Súmula 543 - Na hipótese de resolução de contrato de promessa de compra e venda de imóvel submetido ao Código de Defesa do Consumidor, deve ocorrer a imediata restituição das parcelas pagas pelo promitente comprador - integralmente, em caso de culpa exclusiva do promitente vendedor/construtor, ou parcialmente, caso tenha sido o comprador quem deu causa ao desfazimento.
Sim, haverá a prevalência da lei geral (CDC) sobre a lei especial (lei 4.591/64), conforme detalhado abaixo.
A questão em análise refere-se à Resolução ou Resilição unilateral do negócio jurídico, por motivo superveniente à formação contratual (artigo 472 do Código Civil).
Vale mencionar que, apesar de o enunciado informar que se trata de um contrato de compra e venda irretratável e irrevogável (Art. 32, parágrafo 2º, da Lei 4.591/64), os efeitos da irretratabilidade e irrevogabilidade não são aplicáveis ao caso em tela.

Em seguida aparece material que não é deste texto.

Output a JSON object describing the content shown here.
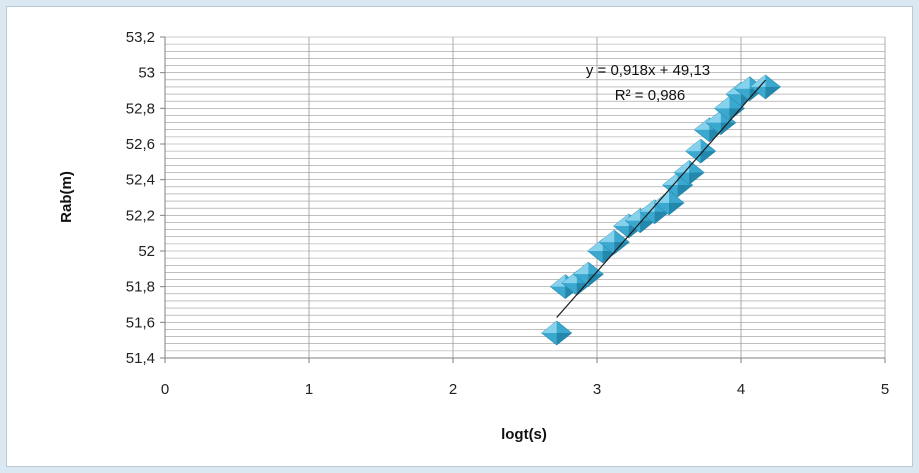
{
  "chart_data": {
    "type": "scatter",
    "title": "",
    "xlabel": "logt(s)",
    "ylabel": "Rab(m)",
    "xlim": [
      0,
      5
    ],
    "ylim": [
      51.4,
      53.2
    ],
    "x_ticks": [
      "0",
      "1",
      "2",
      "3",
      "4",
      "5"
    ],
    "y_ticks": [
      "51,4",
      "51,6",
      "51,8",
      "52",
      "52,2",
      "52,4",
      "52,6",
      "52,8",
      "53",
      "53,2"
    ],
    "minor_y_step": 0.04,
    "grid": true,
    "series": [
      {
        "marker": "diamond",
        "color": "#3aa8cf",
        "x": [
          2.72,
          2.78,
          2.86,
          2.94,
          3.04,
          3.12,
          3.22,
          3.3,
          3.4,
          3.5,
          3.56,
          3.64,
          3.72,
          3.78,
          3.86,
          3.92,
          4.0,
          4.06,
          4.17
        ],
        "y": [
          51.54,
          51.8,
          51.82,
          51.87,
          52.0,
          52.05,
          52.14,
          52.17,
          52.22,
          52.27,
          52.37,
          52.44,
          52.56,
          52.68,
          52.72,
          52.8,
          52.88,
          52.91,
          52.92
        ]
      }
    ],
    "trendline": {
      "slope": 0.918,
      "intercept": 49.13,
      "x_range": [
        2.72,
        4.17
      ],
      "color": "#1a1a1a",
      "equation_label": "y = 0,918x + 49,13",
      "r2_label": "R² = 0,986"
    },
    "colors": {
      "grid": "#9a9a9a",
      "axis": "#808080",
      "marker_fill": "#3aa8cf",
      "marker_light": "#8fd6ef",
      "marker_dark": "#1f7ea3"
    }
  }
}
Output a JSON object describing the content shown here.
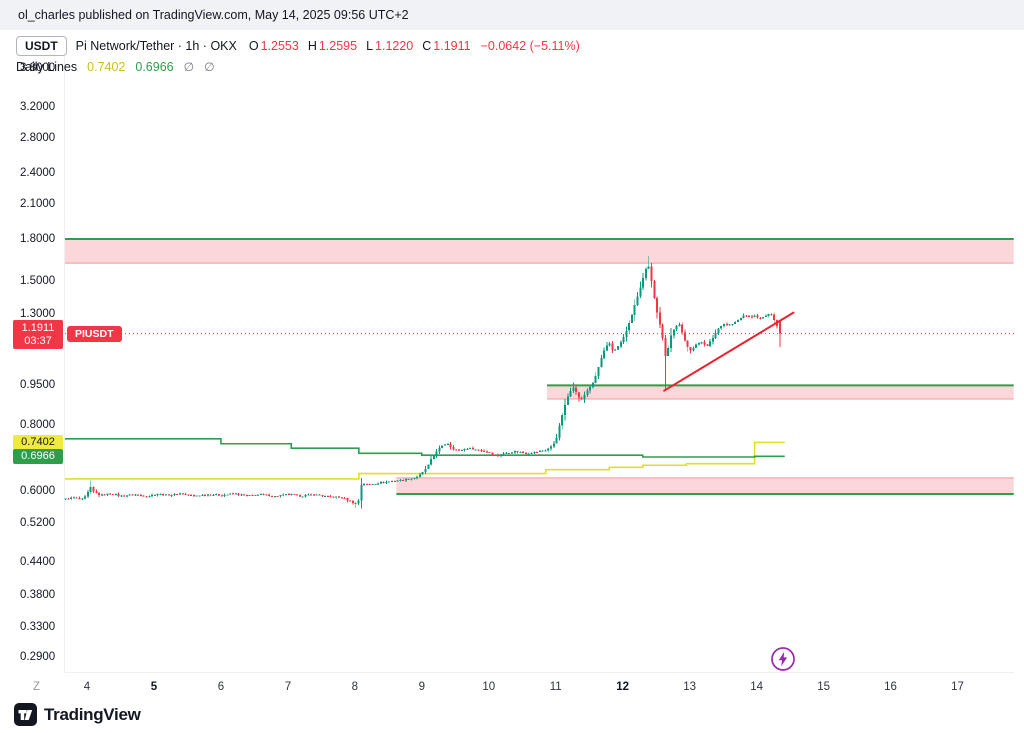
{
  "attribution": "ol_charles published on TradingView.com, May 14, 2025 09:56 UTC+2",
  "header": {
    "quote_chip": "USDT",
    "symbol_title": "Pi Network/Tether · 1h · OKX",
    "ohlc": [
      {
        "label": "O",
        "value": "1.2553"
      },
      {
        "label": "H",
        "value": "1.2595"
      },
      {
        "label": "L",
        "value": "1.1220"
      },
      {
        "label": "C",
        "value": "1.1911"
      }
    ],
    "change": "−0.0642 (−5.11%)",
    "indicator_row": {
      "label": "Daily Lines",
      "values": [
        {
          "text": "0.7402",
          "color": "#c5c118"
        },
        {
          "text": "0.6966",
          "color": "#2e9e4b"
        }
      ],
      "empties": [
        "∅",
        "∅"
      ]
    }
  },
  "axis": {
    "y_labels": [
      "3.8000",
      "3.2000",
      "2.8000",
      "2.4000",
      "2.1000",
      "1.8000",
      "1.5000",
      "1.3000",
      "0.9500",
      "0.8000",
      "0.6000",
      "0.5200",
      "0.4400",
      "0.3800",
      "0.3300",
      "0.2900"
    ],
    "x_labels": [
      {
        "label": "4",
        "day": 4,
        "bold": false
      },
      {
        "label": "5",
        "day": 5,
        "bold": true
      },
      {
        "label": "6",
        "day": 6,
        "bold": false
      },
      {
        "label": "7",
        "day": 7,
        "bold": false
      },
      {
        "label": "8",
        "day": 8,
        "bold": false
      },
      {
        "label": "9",
        "day": 9,
        "bold": false
      },
      {
        "label": "10",
        "day": 10,
        "bold": false
      },
      {
        "label": "11",
        "day": 11,
        "bold": false
      },
      {
        "label": "12",
        "day": 12,
        "bold": true
      },
      {
        "label": "13",
        "day": 13,
        "bold": false
      },
      {
        "label": "14",
        "day": 14,
        "bold": false
      },
      {
        "label": "15",
        "day": 15,
        "bold": false
      },
      {
        "label": "16",
        "day": 16,
        "bold": false
      },
      {
        "label": "17",
        "day": 17,
        "bold": false
      }
    ],
    "timezone_label": "Z"
  },
  "badges": {
    "price": "1.1911",
    "countdown": "03:37",
    "symbol_tag": "PIUSDT",
    "yellow": "0.7402",
    "green": "0.6966"
  },
  "footer": {
    "logo_text": "TradingView"
  },
  "chart_data": {
    "type": "candlestick",
    "symbol": "PIUSDT",
    "title": "Pi Network/Tether",
    "interval": "1h",
    "exchange": "OKX",
    "scale": "log",
    "colors": {
      "up": "#089981",
      "down": "#F23645",
      "zone_fill": "rgba(242,54,69,0.2)",
      "zone_green": "#2e9e4b",
      "zone_red_edge": "#ef9a9a",
      "trend": "#e8222e"
    },
    "current": {
      "open": 1.2553,
      "high": 1.2595,
      "low": 1.122,
      "close": 1.1911,
      "change": -0.0642,
      "change_pct": -5.11,
      "countdown": "03:37"
    },
    "candle_range": [
      3.68,
      14.35
    ],
    "price_path": [
      [
        3.68,
        0.578
      ],
      [
        3.8,
        0.582
      ],
      [
        3.92,
        0.576
      ],
      [
        4.0,
        0.586
      ],
      [
        4.04,
        0.612
      ],
      [
        4.1,
        0.596
      ],
      [
        4.2,
        0.588
      ],
      [
        4.35,
        0.592
      ],
      [
        4.5,
        0.586
      ],
      [
        4.7,
        0.59
      ],
      [
        4.9,
        0.585
      ],
      [
        5.05,
        0.591
      ],
      [
        5.2,
        0.588
      ],
      [
        5.4,
        0.592
      ],
      [
        5.6,
        0.586
      ],
      [
        5.8,
        0.59
      ],
      [
        6.0,
        0.588
      ],
      [
        6.2,
        0.592
      ],
      [
        6.4,
        0.586
      ],
      [
        6.6,
        0.59
      ],
      [
        6.8,
        0.585
      ],
      [
        7.0,
        0.59
      ],
      [
        7.2,
        0.586
      ],
      [
        7.4,
        0.59
      ],
      [
        7.6,
        0.584
      ],
      [
        7.8,
        0.582
      ],
      [
        7.95,
        0.572
      ],
      [
        8.02,
        0.566
      ],
      [
        8.07,
        0.578
      ],
      [
        8.1,
        0.62
      ],
      [
        8.2,
        0.616
      ],
      [
        8.35,
        0.62
      ],
      [
        8.5,
        0.624
      ],
      [
        8.7,
        0.628
      ],
      [
        8.9,
        0.634
      ],
      [
        9.0,
        0.645
      ],
      [
        9.1,
        0.672
      ],
      [
        9.2,
        0.708
      ],
      [
        9.3,
        0.728
      ],
      [
        9.38,
        0.738
      ],
      [
        9.45,
        0.722
      ],
      [
        9.55,
        0.714
      ],
      [
        9.7,
        0.722
      ],
      [
        9.85,
        0.716
      ],
      [
        10.0,
        0.71
      ],
      [
        10.12,
        0.698
      ],
      [
        10.25,
        0.706
      ],
      [
        10.4,
        0.712
      ],
      [
        10.55,
        0.706
      ],
      [
        10.7,
        0.71
      ],
      [
        10.85,
        0.716
      ],
      [
        10.95,
        0.728
      ],
      [
        11.02,
        0.76
      ],
      [
        11.08,
        0.82
      ],
      [
        11.14,
        0.872
      ],
      [
        11.2,
        0.92
      ],
      [
        11.26,
        0.946
      ],
      [
        11.32,
        0.912
      ],
      [
        11.38,
        0.888
      ],
      [
        11.44,
        0.916
      ],
      [
        11.5,
        0.94
      ],
      [
        11.56,
        0.958
      ],
      [
        11.62,
        1.01
      ],
      [
        11.68,
        1.07
      ],
      [
        11.74,
        1.12
      ],
      [
        11.8,
        1.14
      ],
      [
        11.86,
        1.1
      ],
      [
        11.92,
        1.125
      ],
      [
        11.98,
        1.15
      ],
      [
        12.04,
        1.19
      ],
      [
        12.1,
        1.25
      ],
      [
        12.16,
        1.32
      ],
      [
        12.22,
        1.4
      ],
      [
        12.28,
        1.48
      ],
      [
        12.33,
        1.555
      ],
      [
        12.38,
        1.615
      ],
      [
        12.42,
        1.52
      ],
      [
        12.46,
        1.42
      ],
      [
        12.5,
        1.33
      ],
      [
        12.55,
        1.25
      ],
      [
        12.6,
        1.16
      ],
      [
        12.64,
        1.08
      ],
      [
        12.68,
        1.12
      ],
      [
        12.72,
        1.18
      ],
      [
        12.78,
        1.225
      ],
      [
        12.84,
        1.245
      ],
      [
        12.9,
        1.18
      ],
      [
        12.96,
        1.13
      ],
      [
        13.02,
        1.105
      ],
      [
        13.1,
        1.135
      ],
      [
        13.18,
        1.15
      ],
      [
        13.26,
        1.125
      ],
      [
        13.34,
        1.165
      ],
      [
        13.42,
        1.215
      ],
      [
        13.5,
        1.245
      ],
      [
        13.58,
        1.235
      ],
      [
        13.66,
        1.245
      ],
      [
        13.74,
        1.268
      ],
      [
        13.82,
        1.292
      ],
      [
        13.9,
        1.278
      ],
      [
        13.98,
        1.286
      ],
      [
        14.06,
        1.27
      ],
      [
        14.14,
        1.288
      ],
      [
        14.22,
        1.298
      ],
      [
        14.28,
        1.255
      ],
      [
        14.35,
        1.1911
      ]
    ],
    "special_wicks": [
      {
        "day": 4.04,
        "high": 0.627
      },
      {
        "day": 8.02,
        "low": 0.556
      },
      {
        "day": 11.26,
        "high": 0.962
      },
      {
        "day": 12.38,
        "high": 1.672
      },
      {
        "day": 12.64,
        "low": 0.932
      },
      {
        "day": 14.35,
        "low": 1.122
      }
    ],
    "zones": [
      {
        "from_day": 3.67,
        "to_day": 17.84,
        "top": 1.8,
        "bottom": 1.62,
        "green_edge": "top"
      },
      {
        "from_day": 10.87,
        "to_day": 17.84,
        "top": 0.95,
        "bottom": 0.895,
        "green_edge": "top"
      },
      {
        "from_day": 8.62,
        "to_day": 17.84,
        "top": 0.634,
        "bottom": 0.591,
        "green_edge": "bottom"
      }
    ],
    "daily_lines": [
      {
        "name": "yellow-daily-line",
        "color": "#e2de2a",
        "value": 0.7402,
        "end_day": 14.42,
        "steps": [
          [
            3.67,
            0.631
          ],
          [
            8.06,
            0.646
          ],
          [
            10.85,
            0.657
          ],
          [
            11.8,
            0.664
          ],
          [
            12.3,
            0.67
          ],
          [
            12.95,
            0.6745
          ],
          [
            13.97,
            0.7402
          ]
        ]
      },
      {
        "name": "green-daily-line",
        "color": "#2e9e4b",
        "value": 0.6966,
        "end_day": 14.42,
        "steps": [
          [
            3.67,
            0.752
          ],
          [
            6.0,
            0.736
          ],
          [
            7.05,
            0.722
          ],
          [
            8.06,
            0.706
          ],
          [
            9.0,
            0.7
          ],
          [
            12.3,
            0.6946
          ],
          [
            13.97,
            0.6966
          ]
        ]
      }
    ],
    "trend_line": {
      "from": [
        12.62,
        0.928
      ],
      "to": [
        14.55,
        1.305
      ]
    },
    "price_line": {
      "price": 1.1911,
      "style": "dotted",
      "color": "#F23645"
    }
  }
}
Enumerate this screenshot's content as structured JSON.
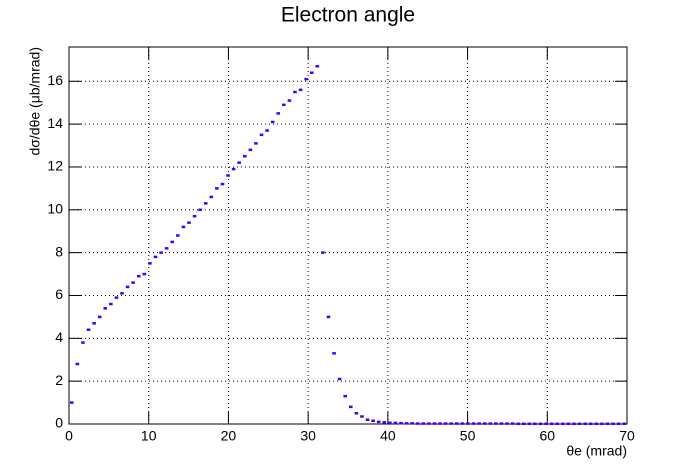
{
  "chart_data": {
    "type": "histogram",
    "title": "Electron angle",
    "x_label": "θe (mrad)",
    "y_label": "dσ/dθe (μb/mrad)",
    "bins": [
      0,
      0.7,
      1.4,
      2.1,
      2.8,
      3.5,
      4.2,
      4.9,
      5.6,
      6.3,
      7,
      7.7,
      8.4,
      9.1,
      9.8,
      10.5,
      11.2,
      11.9,
      12.6,
      13.3,
      14,
      14.7,
      15.4,
      16.1,
      16.8,
      17.5,
      18.2,
      18.9,
      19.6,
      20.3,
      21,
      21.7,
      22.4,
      23.1,
      23.8,
      24.5,
      25.2,
      25.9,
      26.6,
      27.3,
      28,
      28.7,
      29.4,
      30.1,
      30.8,
      31.5,
      32.2,
      32.9,
      33.6,
      34.3,
      35,
      35.7,
      36.4,
      37.1,
      37.8,
      38.5,
      39.2,
      39.9,
      40.6,
      41.3,
      42,
      42.7,
      43.4,
      44.1,
      44.8,
      45.5,
      46.2,
      46.9,
      47.6,
      48.3,
      49,
      49.7,
      50.4,
      51.1,
      51.8,
      52.5,
      53.2,
      53.9,
      54.6,
      55.3,
      56,
      56.7,
      57.4,
      58.1,
      58.8,
      59.5,
      60.2,
      60.9,
      61.6,
      62.3,
      63,
      63.7,
      64.4,
      65.1,
      65.8,
      66.5,
      67.2,
      67.9,
      68.6,
      69.3,
      70
    ],
    "values": [
      1.0,
      2.8,
      3.8,
      4.4,
      4.7,
      5.0,
      5.4,
      5.6,
      5.9,
      6.1,
      6.4,
      6.6,
      6.9,
      7.0,
      7.5,
      7.8,
      8.0,
      8.2,
      8.5,
      8.8,
      9.2,
      9.4,
      9.7,
      10.0,
      10.3,
      10.6,
      11.0,
      11.2,
      11.6,
      11.9,
      12.2,
      12.5,
      12.8,
      13.1,
      13.5,
      13.7,
      14.1,
      14.5,
      14.9,
      15.1,
      15.5,
      15.6,
      16.1,
      16.4,
      16.7,
      8.0,
      5.0,
      3.3,
      2.1,
      1.3,
      0.8,
      0.5,
      0.35,
      0.2,
      0.15,
      0.1,
      0.08,
      0.06,
      0.05,
      0.04,
      0.03,
      0.03,
      0.02,
      0.02,
      0.02,
      0.02,
      0.02,
      0.02,
      0.02,
      0.02,
      0.02,
      0.02,
      0.02,
      0.02,
      0.02,
      0.02,
      0.02,
      0.02,
      0.02,
      0.02,
      0.01,
      0.01,
      0.01,
      0.01,
      0.01,
      0.01,
      0.01,
      0.01,
      0.01,
      0.01,
      0.01,
      0.01,
      0.01,
      0.01,
      0.01,
      0.01,
      0.01,
      0.01,
      0.01,
      0.01
    ],
    "color": "#3f00ff",
    "xlim": [
      0,
      70
    ],
    "xticks": [
      0,
      10,
      20,
      30,
      40,
      50,
      60,
      70
    ],
    "ylim": [
      0,
      17.6
    ],
    "yticks": [
      0,
      2,
      4,
      6,
      8,
      10,
      12,
      14,
      16
    ],
    "grid": true
  }
}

Com efeito, o Código de Defesa do Consumidor, norma de ordem pública e interesse social, com o objetivo de alcançar o equilíbrio contratual entre as partes contratantes em uma relação consumerista, permitiu a denúncia unilateral pelo comprador, tornando, dessa forma, abusiva a cláusula que subtraia ao consumidor a opção de reembolso da quantia paga (Art. 51, II, do CDC).
Nesse sentido, adotando as diretrizes do CDC, o STJ aprovou a Súmula 543, no sentido de que, nos contratos de compra e venda submetidos às regras do diploma protetivo do consumidor, deve o vendedor que provocou o inadimplemento contratual com culpa exclusiva, devolver imediata e integralmente o montante pago pelo comprador.
Diante disso, sabendo-se que a condição econômica pessoal de “Godofredo” não foi suscitada pela ré nessa discussão, há a prevalência da aplicação do CDC e, consequentemente, Godofredo terá direito à restituição imediata das quantias pagas, conforme entendimento da Súmula 543, do STJ.
QUESTÃO
PEÇA
SENTENÇA
16 de Maio de 2018 às 21:27 Liana Queiroz disse: 1
Bonlima, a sua resposta tá excelente e eu acredito que pontuaria bem no espelho da banca e que você garantiria certamente a nota de corte. O desconto de nota em relação à máxima ocorreu porque acredito que era também bem importante enfrentar a questão considerando a aquisição dos imóveis para investimento, que não constitui atividade empresária do adquirente (dizer que não se afasta, por isso, a incidência do CDC, consoante STJ) e, ainda, que a crise econômica não exclui a responsabilidade da construtora pela demora (sobretudo diante da falta de razoabilidade do prazo estentido, fazendo referência ao entendimento a respeito da possibilidade de dilação de prazo de ate 180 dias contratualmente previsto em favor das construtoras), e que a mora, nesse caso, equivale ao inadimplemento contratual. No mais, redação muito clara, com domínio destacado do conteúdo e redação conforme padrão da língua portuguesa.